In their brief, Doctors Hospital of Texarkana, Inc., Short and Harrison make a progressive, step by step argument in their effort to demonstrate error in the trial court judgment. The first step in the argument is that Republic Bank became a prior holder, as contemplated by the statute hereafter quoted, of the two notes in suit, with notice of defenses thereto, and consequently cannot improve its position by taking such notes by assignment from First Bank and Trust of Richardson, a later holder in due course under the terms of the same statute. This argument is founded upon the provisions of Tex.Bus. & Commerce Code, Sec. 3.201(a), V.T.C.A., wherein it is said:

“Transfer of an instrument vests in the transferee such rights as the transferror has therein, except that a transferee who has himself been a party to any fraud or illegality affecting the instrument or who as a prior holder had notice of a defense or claim against it cannot improve his position by taking from a later holder in due course.”

An interpretation of this statutory language in Finance Company of America v. Wilson, 115 Ga.App. 280, 154 S.E.2d 459 (1967) is cited as lending support to the appellant’s legal position.

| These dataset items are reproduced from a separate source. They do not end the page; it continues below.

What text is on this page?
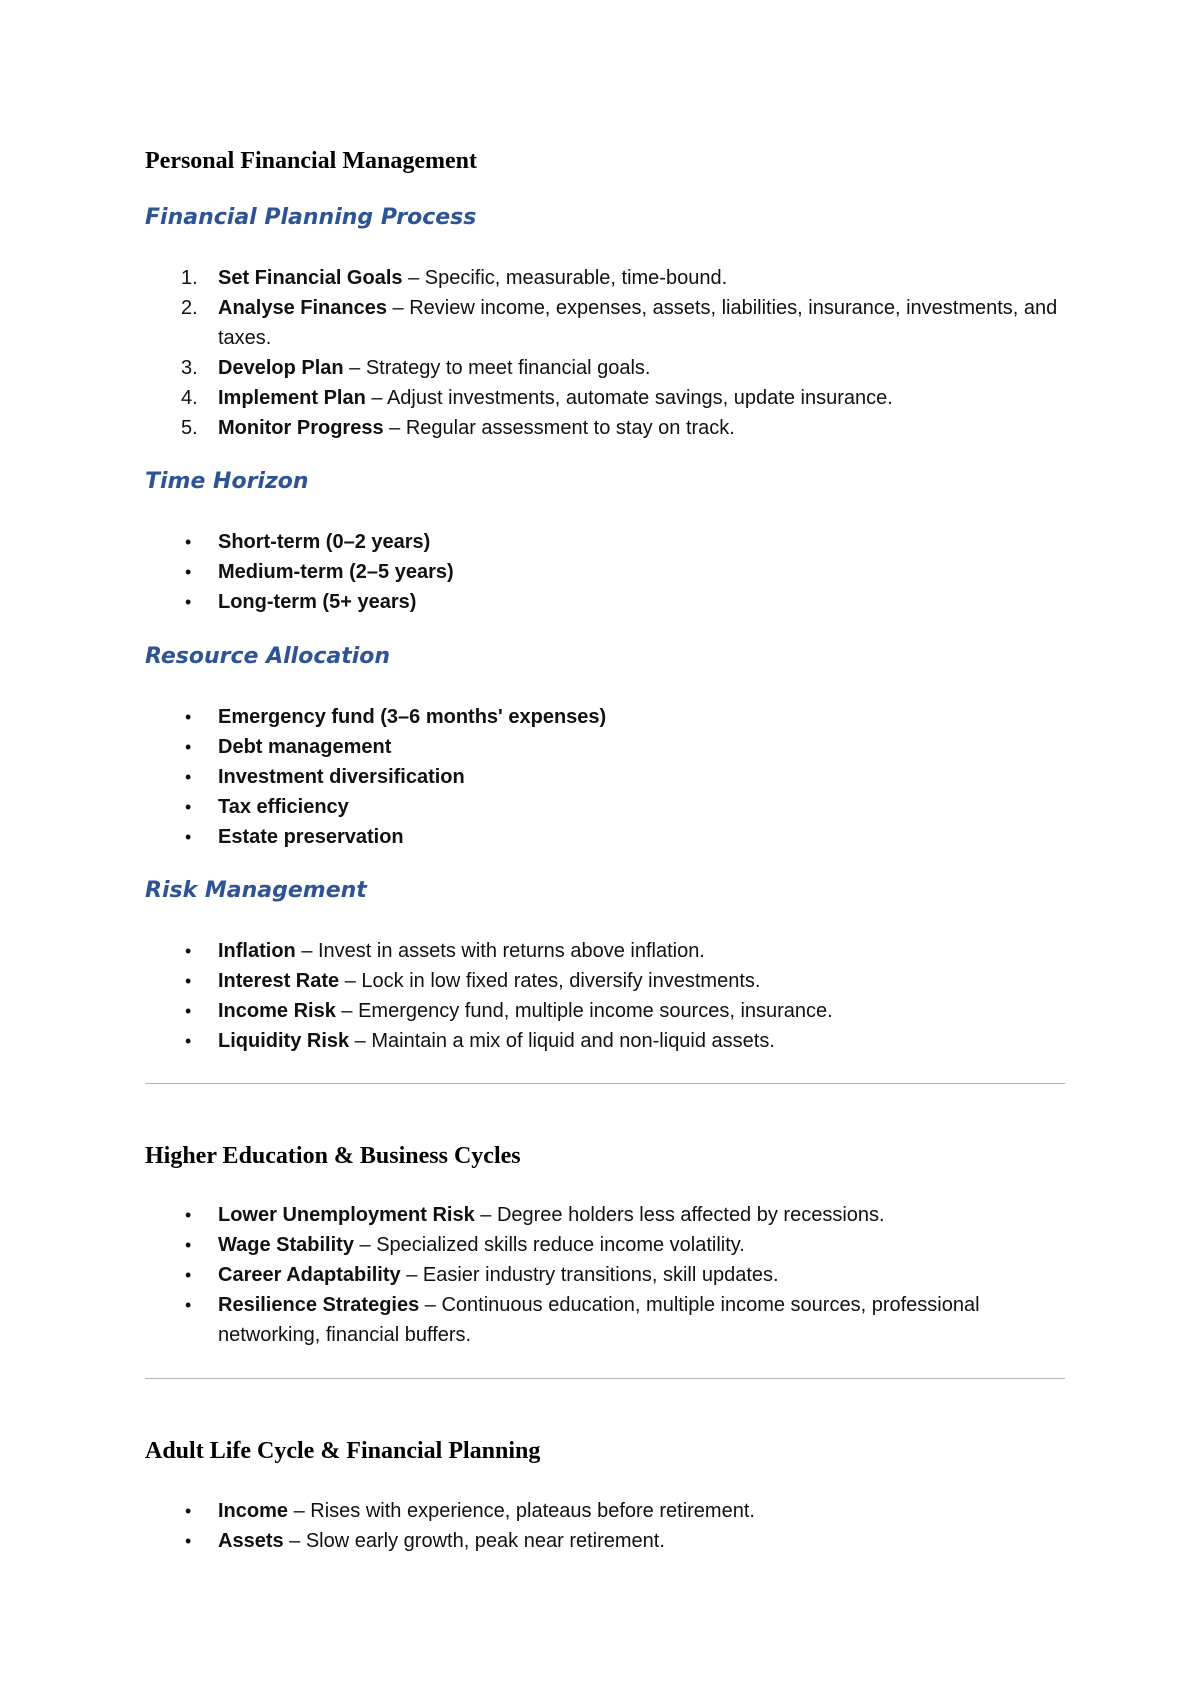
Personal Financial Management
Financial Planning Process
1.	Set Financial Goals – Specific, measurable, time-bound.
2.	Analyse Finances – Review income, expenses, assets, liabilities, insurance, investments, and taxes.
3.	Develop Plan – Strategy to meet financial goals.
4.	Implement Plan – Adjust investments, automate savings, update insurance.
5.	Monitor Progress – Regular assessment to stay on track.
Time Horizon
•	Short-term (0–2 years)
•	Medium-term (2–5 years)
•	Long-term (5+ years)
Resource Allocation
•	Emergency fund (3–6 months' expenses)
•	Debt management
•	Investment diversification
•	Tax efficiency
•	Estate preservation
Risk Management
•	Inflation – Invest in assets with returns above inflation.
•	Interest Rate – Lock in low fixed rates, diversify investments.
•	Income Risk – Emergency fund, multiple income sources, insurance.
•	Liquidity Risk – Maintain a mix of liquid and non-liquid assets.
Higher Education & Business Cycles
•	Lower Unemployment Risk – Degree holders less affected by recessions.
•	Wage Stability – Specialized skills reduce income volatility.
•	Career Adaptability – Easier industry transitions, skill updates.
•	Resilience Strategies – Continuous education, multiple income sources, professional networking, financial buffers.
Adult Life Cycle & Financial Planning
•	Income – Rises with experience, plateaus before retirement.
•	Assets – Slow early growth, peak near retirement.
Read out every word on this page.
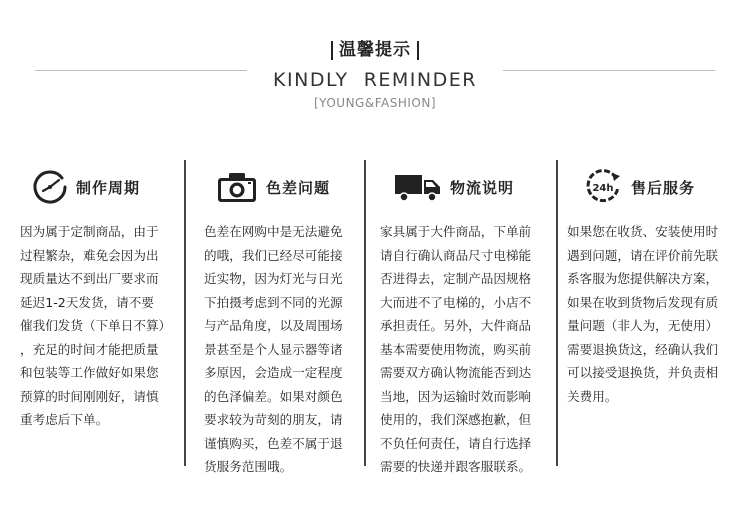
温馨提示
KINDLY  REMINDER
[YOUNG&FASHION]
制作周期
因为属于定制商品，由于
过程繁杂，难免会因为出
现质量达不到出厂要求而
延迟1-2天发货，请不要
催我们发货（下单日不算）
，充足的时间才能把质量
和包装等工作做好如果您
预算的时间刚刚好，请慎
重考虑后下单。
色差问题
色差在网购中是无法避免
的哦，我们已经尽可能接
近实物，因为灯光与日光
下拍摄考虑到不同的光源
与产品角度，以及周围场
景甚至是个人显示器等诸
多原因，会造成一定程度
的色泽偏差。如果对颜色
要求较为苛刻的朋友，请
谨慎购买，色差不属于退
货服务范围哦。
物流说明
家具属于大件商品，下单前
请自行确认商品尺寸电梯能
否进得去，定制产品因规格
大而进不了电梯的，小店不
承担责任。另外，大件商品
基本需要使用物流，购买前
需要双方确认物流能否到达
当地，因为运输时效而影响
使用的，我们深感抱歉，但
不负任何责任，请自行选择
需要的快递并跟客服联系。
24h 售后服务
如果您在收货、安装使用时
遇到问题，请在评价前先联
系客服为您提供解决方案，
如果在收到货物后发现有质
量问题（非人为，无使用）
需要退换货这，经确认我们
可以接受退换货，并负责相
关费用。
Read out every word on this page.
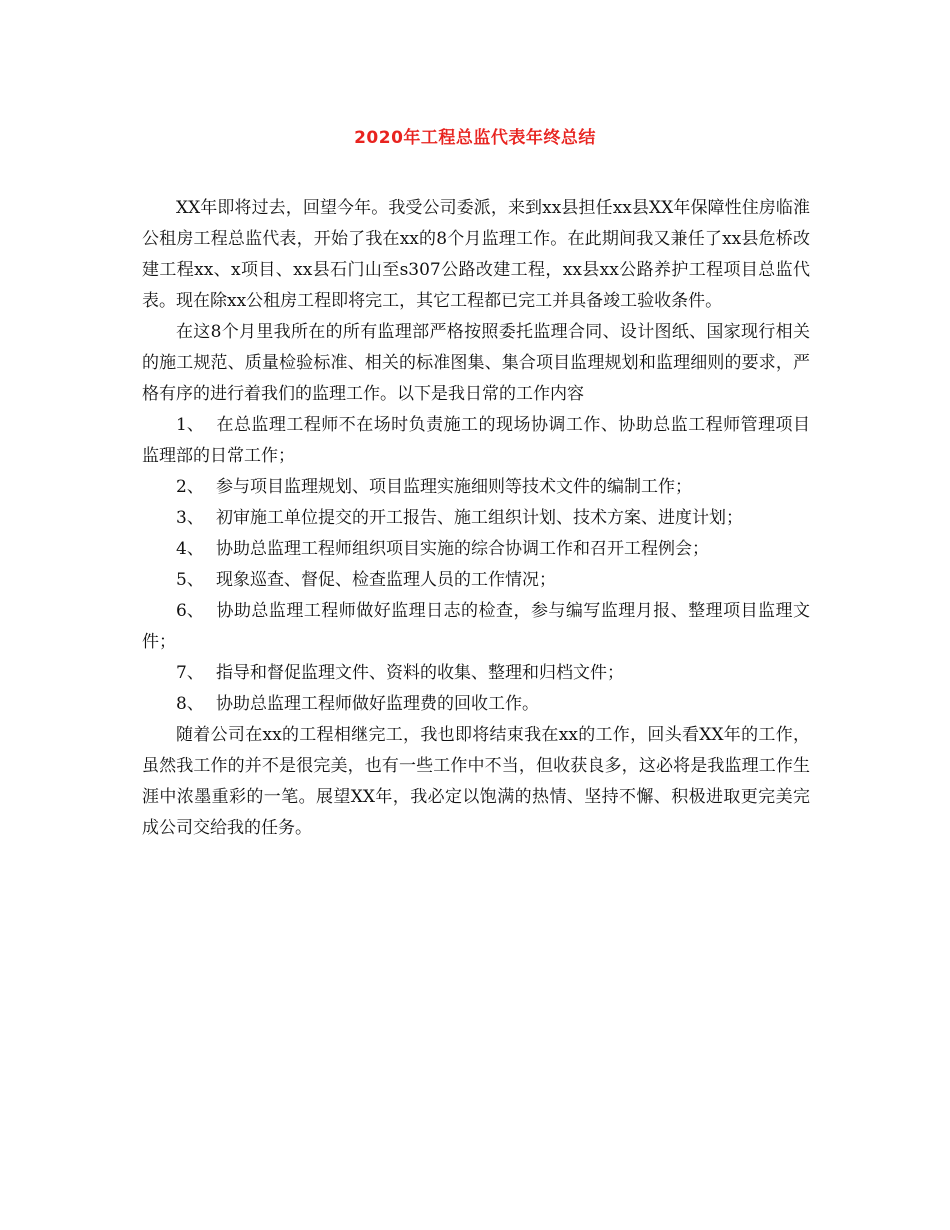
2020年工程总监代表年终总结

XX年即将过去，回望今年。我受公司委派，来到xx县担任xx县XX年保障性住房临淮公租房工程总监代表，开始了我在xx的8个月监理工作。在此期间我又兼任了xx县危桥改建工程xx、x项目、xx县石门山至s307公路改建工程，xx县xx公路养护工程项目总监代表。现在除xx公租房工程即将完工，其它工程都已完工并具备竣工验收条件。

在这8个月里我所在的所有监理部严格按照委托监理合同、设计图纸、国家现行相关的施工规范、质量检验标准、相关的标准图集、集合项目监理规划和监理细则的要求，严格有序的进行着我们的监理工作。以下是我日常的工作内容

1、 在总监理工程师不在场时负责施工的现场协调工作、协助总监工程师管理项目监理部的日常工作；

2、 参与项目监理规划、项目监理实施细则等技术文件的编制工作；

3、 初审施工单位提交的开工报告、施工组织计划、技术方案、进度计划；

4、 协助总监理工程师组织项目实施的综合协调工作和召开工程例会；

5、 现象巡查、督促、检查监理人员的工作情况；

6、 协助总监理工程师做好监理日志的检查，参与编写监理月报、整理项目监理文件；

7、 指导和督促监理文件、资料的收集、整理和归档文件；

8、 协助总监理工程师做好监理费的回收工作。

随着公司在xx的工程相继完工，我也即将结束我在xx的工作，回头看XX年的工作，虽然我工作的并不是很完美，也有一些工作中不当，但收获良多，这必将是我监理工作生涯中浓墨重彩的一笔。展望XX年，我必定以饱满的热情、坚持不懈、积极进取更完美完成公司交给我的任务。
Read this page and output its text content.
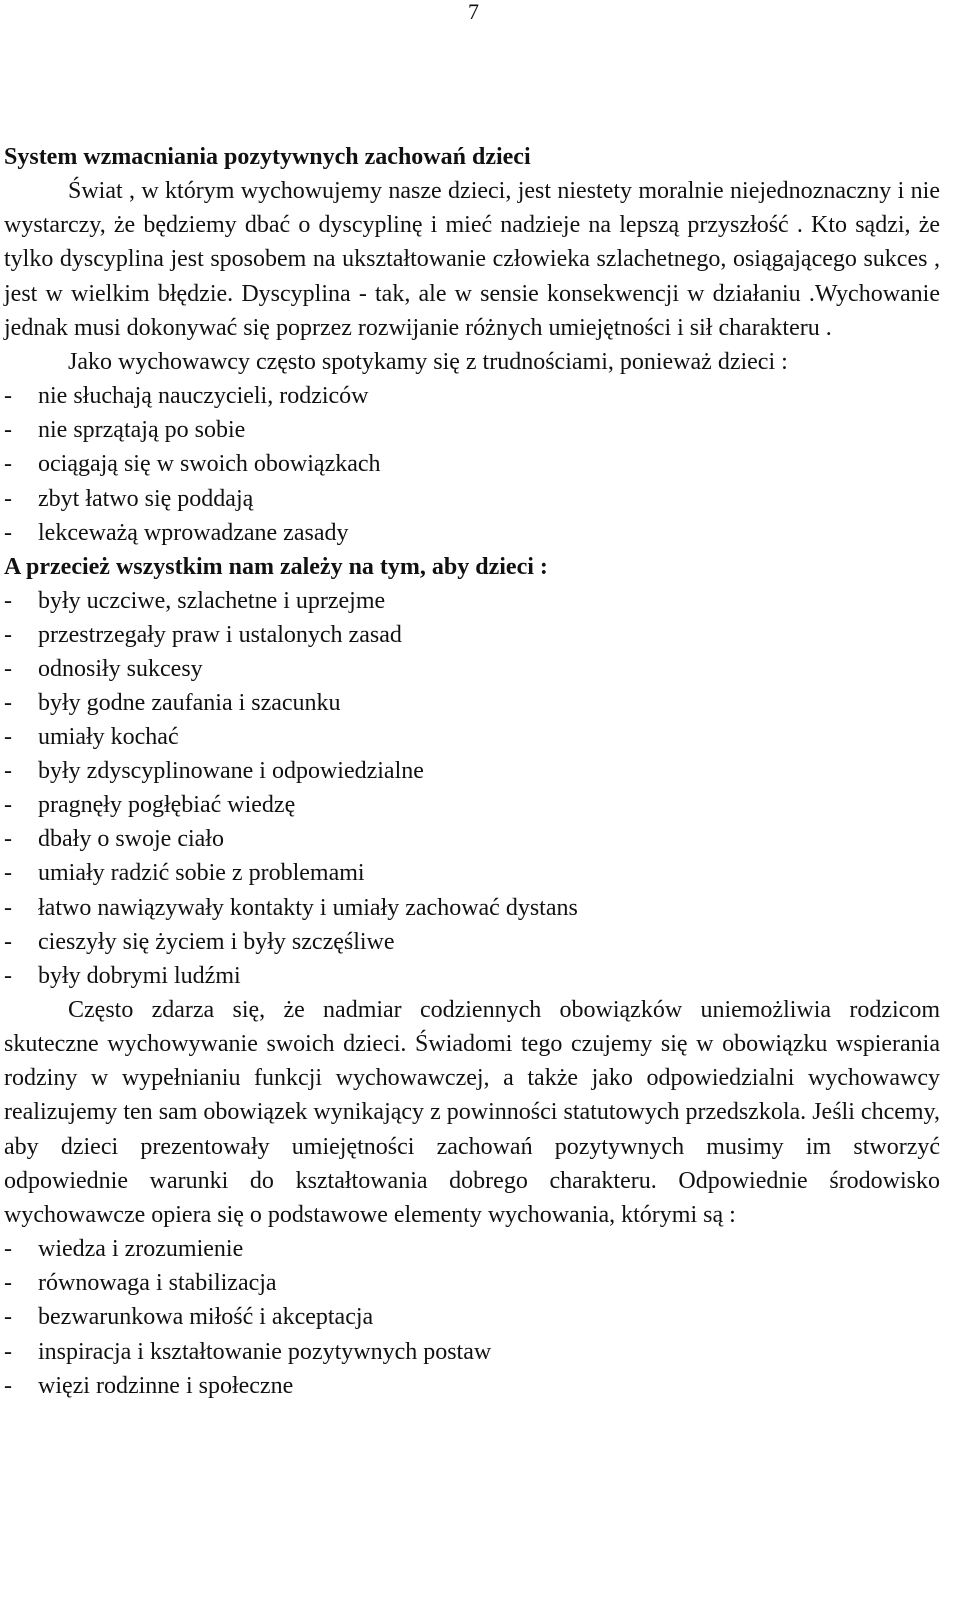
7

System wzmacniania pozytywnych zachowań dzieci

Świat , w którym wychowujemy nasze dzieci, jest niestety moralnie niejednoznaczny i nie wystarczy, że będziemy dbać o dyscyplinę i mieć nadzieje na lepszą przyszłość . Kto sądzi, że tylko dyscyplina jest sposobem na ukształtowanie człowieka szlachetnego, osiągającego sukces , jest w wielkim błędzie. Dyscyplina - tak, ale w sensie konsekwencji w działaniu .Wychowanie jednak musi dokonywać się poprzez rozwijanie różnych umiejętności i sił charakteru .

Jako wychowawcy często spotykamy się z trudnościami, ponieważ dzieci :

-	nie słuchają nauczycieli, rodziców
-	nie sprzątają po sobie
-	ociągają się w swoich obowiązkach
-	zbyt łatwo się poddają
-	lekceważą wprowadzane zasady

A przecież wszystkim nam zależy na tym, aby dzieci :

-	były uczciwe, szlachetne i uprzejme
-	przestrzegały praw i ustalonych zasad
-	odnosiły sukcesy
-	były godne zaufania i szacunku
-	umiały kochać
-	były zdyscyplinowane i odpowiedzialne
-	pragnęły pogłębiać wiedzę
-	dbały o swoje ciało
-	umiały radzić sobie z problemami
-	łatwo nawiązywały kontakty i umiały zachować dystans
-	cieszyły się życiem i były szczęśliwe
-	były dobrymi ludźmi

Często zdarza się, że nadmiar codziennych obowiązków uniemożliwia rodzicom skuteczne wychowywanie swoich dzieci. Świadomi tego czujemy się w obowiązku wspierania rodziny w wypełnianiu funkcji wychowawczej, a także jako odpowiedzialni wychowawcy realizujemy ten sam obowiązek wynikający z powinności statutowych przedszkola. Jeśli chcemy, aby dzieci prezentowały umiejętności zachowań pozytywnych musimy im stworzyć odpowiednie warunki do kształtowania dobrego charakteru. Odpowiednie środowisko wychowawcze opiera się o podstawowe elementy wychowania, którymi są :

-	wiedza i zrozumienie
-	równowaga i stabilizacja
-	bezwarunkowa miłość i akceptacja
-	inspiracja i kształtowanie pozytywnych postaw
-	więzi rodzinne i społeczne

The loan transaction between Knight and the Republic Bank on April 24, 1968, and the assignment and transfer transaction on the same day between First Bank and Trust of Richardson and Republic Bank are not stipulated to be a part of a single connected or overall transaction mutually entered into between the three separate parties. As the record stands, there is no stipulation that the two transactions occurred contemporaneously or of the order in which they occurred. The sequence in which these transactions occurred, however, is to be found in testimony in the depositions on file. This evidence may be considered, as the judgment recitals show this is not an agreed case governed by Tex.R.Civ.P. 263. A bank official testified:

“The deposit slip would indicate that the proceeds of the notes were set up, first as a credit on the deposit slip, less the payment of the draft, which would indicate that a draft came into the loan cage from the Richardson Bank for the $15,815.31, and that the draft was paid out of the proceeds of this $25,000.00 note, leaving the remainder of $9,184.69 being deposited to James C. Knight and Associates account.”

The quoted evidence supports the trial judge’s implied conclusion that First Bank and Trust of Richardson’s draft of $15,815.31 was accepted by Republic at the time of or before Knight executed his $25,000.00 note and security agreement to Republic Bank. This is inferable from the fact that the draft was deducted from the proceeds of the loan. Necessarily, the draft was accepted before the loan transaction was closed by issuance of a deposit slip. Even if the two transactions are regarded as occurring simultaneously, Republic Bank’s security interest in the notes in suit was not obtained prior in time to the interest therein that it took by assignment and transfer from First Bank and Trust of Richardson. For the cited statute to have effect in this case the bank’s security interest must have vested prior to the assignment from First Bank and Trust of Richardson. A simultaneous occurrence is not a prior occurrence. It is assumed in this discussion, but not decided, that Knight’s grant of a security interest to Re*469public Bank under the circumstances shown was a transfer of the notes under the terms of the cited statute. The record does not support the first step in appellant’s linked arguments and their whole proposition fails.

Under the record no error is shown in the matter discussed or otherwise, and the judgment of the trial court must be affirmed. The original opinion herein is withdrawn and this substituted for it. Appellant’s motion ior rehearing is overruled and the judgment of the trial court is affirmed.